Emirati palm weaving, or Al Khous, is enjoying a policy-backed comeback. The Irthi Contemporary Crafts Council has already paired Sharjah craftswomen with Italian leather ateliers to create hybrid handbags that retail in Dubai for AED 1,200–1,800. Meanwhile, the upcoming Al Dhaid Agriculture Exhibition (29 Jan – 1 Feb 2026) will dedicate floor space to smart irrigation and heritage-based product design, signalling official belief that ancient techniques can anchor modern value chains.

Experts at a Heritage Days seminar urged that traditional items must be "updated, not imitated". Dr Khaled Metwally pointed to CAD files circulating among artisans: a new digital library of palm-leaf weave patterns that allows luxury brands to sample designs without diluting authorship.
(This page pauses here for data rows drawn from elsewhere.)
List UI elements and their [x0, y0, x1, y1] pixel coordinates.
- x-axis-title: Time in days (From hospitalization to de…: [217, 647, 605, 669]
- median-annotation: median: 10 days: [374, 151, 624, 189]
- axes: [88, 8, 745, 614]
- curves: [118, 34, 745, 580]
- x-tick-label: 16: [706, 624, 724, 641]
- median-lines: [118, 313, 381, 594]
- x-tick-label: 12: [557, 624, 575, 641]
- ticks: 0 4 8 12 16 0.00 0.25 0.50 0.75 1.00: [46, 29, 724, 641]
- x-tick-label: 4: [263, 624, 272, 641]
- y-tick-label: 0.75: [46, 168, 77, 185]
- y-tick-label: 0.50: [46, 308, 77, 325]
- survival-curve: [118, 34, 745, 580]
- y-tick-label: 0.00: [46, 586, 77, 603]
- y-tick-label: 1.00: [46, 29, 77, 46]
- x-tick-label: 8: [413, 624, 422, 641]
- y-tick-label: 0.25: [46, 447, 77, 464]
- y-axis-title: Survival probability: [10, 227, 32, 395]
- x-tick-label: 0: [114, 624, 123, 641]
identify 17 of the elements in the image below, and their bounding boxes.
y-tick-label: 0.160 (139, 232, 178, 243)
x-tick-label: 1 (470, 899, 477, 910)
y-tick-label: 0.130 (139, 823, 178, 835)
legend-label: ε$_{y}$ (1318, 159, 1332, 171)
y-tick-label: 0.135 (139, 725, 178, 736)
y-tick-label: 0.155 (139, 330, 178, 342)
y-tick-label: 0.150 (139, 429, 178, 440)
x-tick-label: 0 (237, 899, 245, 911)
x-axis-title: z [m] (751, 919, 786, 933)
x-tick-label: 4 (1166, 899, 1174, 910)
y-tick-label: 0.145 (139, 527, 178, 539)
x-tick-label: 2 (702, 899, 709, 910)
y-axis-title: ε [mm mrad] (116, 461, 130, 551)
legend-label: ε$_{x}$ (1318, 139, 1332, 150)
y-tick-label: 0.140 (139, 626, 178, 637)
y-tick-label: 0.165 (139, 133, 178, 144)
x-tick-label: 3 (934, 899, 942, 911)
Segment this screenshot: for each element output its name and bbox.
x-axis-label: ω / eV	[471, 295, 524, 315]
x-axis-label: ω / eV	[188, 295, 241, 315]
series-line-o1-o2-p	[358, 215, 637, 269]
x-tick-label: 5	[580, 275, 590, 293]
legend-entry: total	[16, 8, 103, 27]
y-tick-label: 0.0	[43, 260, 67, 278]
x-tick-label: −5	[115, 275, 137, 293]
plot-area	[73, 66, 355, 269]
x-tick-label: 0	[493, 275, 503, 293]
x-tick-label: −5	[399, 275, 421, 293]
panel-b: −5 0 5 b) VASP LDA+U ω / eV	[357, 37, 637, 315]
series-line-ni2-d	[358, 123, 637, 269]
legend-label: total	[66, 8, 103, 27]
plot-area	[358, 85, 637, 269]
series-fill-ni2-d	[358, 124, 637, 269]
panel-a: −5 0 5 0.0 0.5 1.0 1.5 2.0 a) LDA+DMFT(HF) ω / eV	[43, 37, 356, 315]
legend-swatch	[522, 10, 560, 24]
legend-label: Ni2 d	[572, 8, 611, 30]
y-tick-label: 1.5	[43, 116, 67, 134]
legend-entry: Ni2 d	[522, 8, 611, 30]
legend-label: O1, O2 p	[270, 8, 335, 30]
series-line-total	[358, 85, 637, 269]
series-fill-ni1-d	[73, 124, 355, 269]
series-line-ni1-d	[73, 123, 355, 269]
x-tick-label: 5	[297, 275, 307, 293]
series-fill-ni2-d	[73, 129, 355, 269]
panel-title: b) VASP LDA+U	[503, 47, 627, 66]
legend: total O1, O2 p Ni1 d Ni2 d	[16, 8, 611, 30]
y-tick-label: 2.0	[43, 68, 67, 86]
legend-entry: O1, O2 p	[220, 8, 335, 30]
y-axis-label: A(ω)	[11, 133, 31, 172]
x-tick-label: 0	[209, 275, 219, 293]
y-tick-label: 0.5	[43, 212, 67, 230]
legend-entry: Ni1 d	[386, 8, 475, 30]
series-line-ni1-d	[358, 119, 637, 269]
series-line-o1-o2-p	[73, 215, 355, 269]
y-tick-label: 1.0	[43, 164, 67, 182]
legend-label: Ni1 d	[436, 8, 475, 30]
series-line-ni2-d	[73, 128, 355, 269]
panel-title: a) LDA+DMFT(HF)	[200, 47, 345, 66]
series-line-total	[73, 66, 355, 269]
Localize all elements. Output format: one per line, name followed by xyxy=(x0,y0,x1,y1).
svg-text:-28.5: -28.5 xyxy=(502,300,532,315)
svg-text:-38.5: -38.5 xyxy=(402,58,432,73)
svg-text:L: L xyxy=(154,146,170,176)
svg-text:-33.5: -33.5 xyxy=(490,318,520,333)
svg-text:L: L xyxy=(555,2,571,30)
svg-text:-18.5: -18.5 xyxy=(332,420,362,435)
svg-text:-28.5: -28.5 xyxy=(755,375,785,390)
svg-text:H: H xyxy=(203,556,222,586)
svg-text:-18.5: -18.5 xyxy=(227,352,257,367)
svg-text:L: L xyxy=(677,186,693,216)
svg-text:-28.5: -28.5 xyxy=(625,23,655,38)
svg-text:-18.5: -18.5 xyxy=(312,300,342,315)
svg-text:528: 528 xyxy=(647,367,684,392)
For those who prefer grassroots models, the non-profit Al Ghadeer UAE Crafts is currently offering zero-interest micro-loans of up to AED 25,000 for women launching home-based palm businesses.

Children as Culture Carriers

Sharjah’s festival squares are teeming with youngsters in brightly embroidered kanduras, munching on raqaq bread while quizzing elders about well pulleys and donkey saddles. Workshops convert curiosity into credentials: every hour spent crafting a mini surood mat can be logged through the Emirates School Establishment’s Smart Volunteering app. Organisers say nearly 4,800 student hours were recorded in the first week alone — tangible evidence that heritage teaching is shifting from the classroom to the street.

What This Means for Residents

Heritage as an income stream: Anyone with basic weaving skills can join Irthi’s Bidwa programme; graduates have landed wholesale orders worth AED 50,000+ from hotel gift shops.

New curriculum tie-ins: Parents of Grades 6-12 students can collect ministry-approved logbooks at Gate B — useful for end-of-year service requirements.

SME incentives: The Sharjah Department of Economic Development is waiving trade-licence fees for the first year for start-ups that commercialise traditional crafts using at least 50% local raw materials.

Tourist traffic bump: Retailers near the Heritage Area reported a 30% sales lift last February; expect similar footfall this season, especially on the closing weekend.

Looking Ahead

Sharjah Heritage Days closes on 15 February, but the momentum continues. Craft instructors will relocate to Khorfakkan Corniche for weekend pop-ups through Ramadan, and the "Make it in the Emirates" summit (May 2025) plans a dedicated pavilion for eco-friendly handicrafts — prime territory for artisans ready to scale. With global demand for sustainable products climbing and the UAE’s date sector projected to reach USD 1.23 B by 2030, the humble Al Jarab may soon outgrow its role as a storage sack and become a flagship of Made-in-UAE design.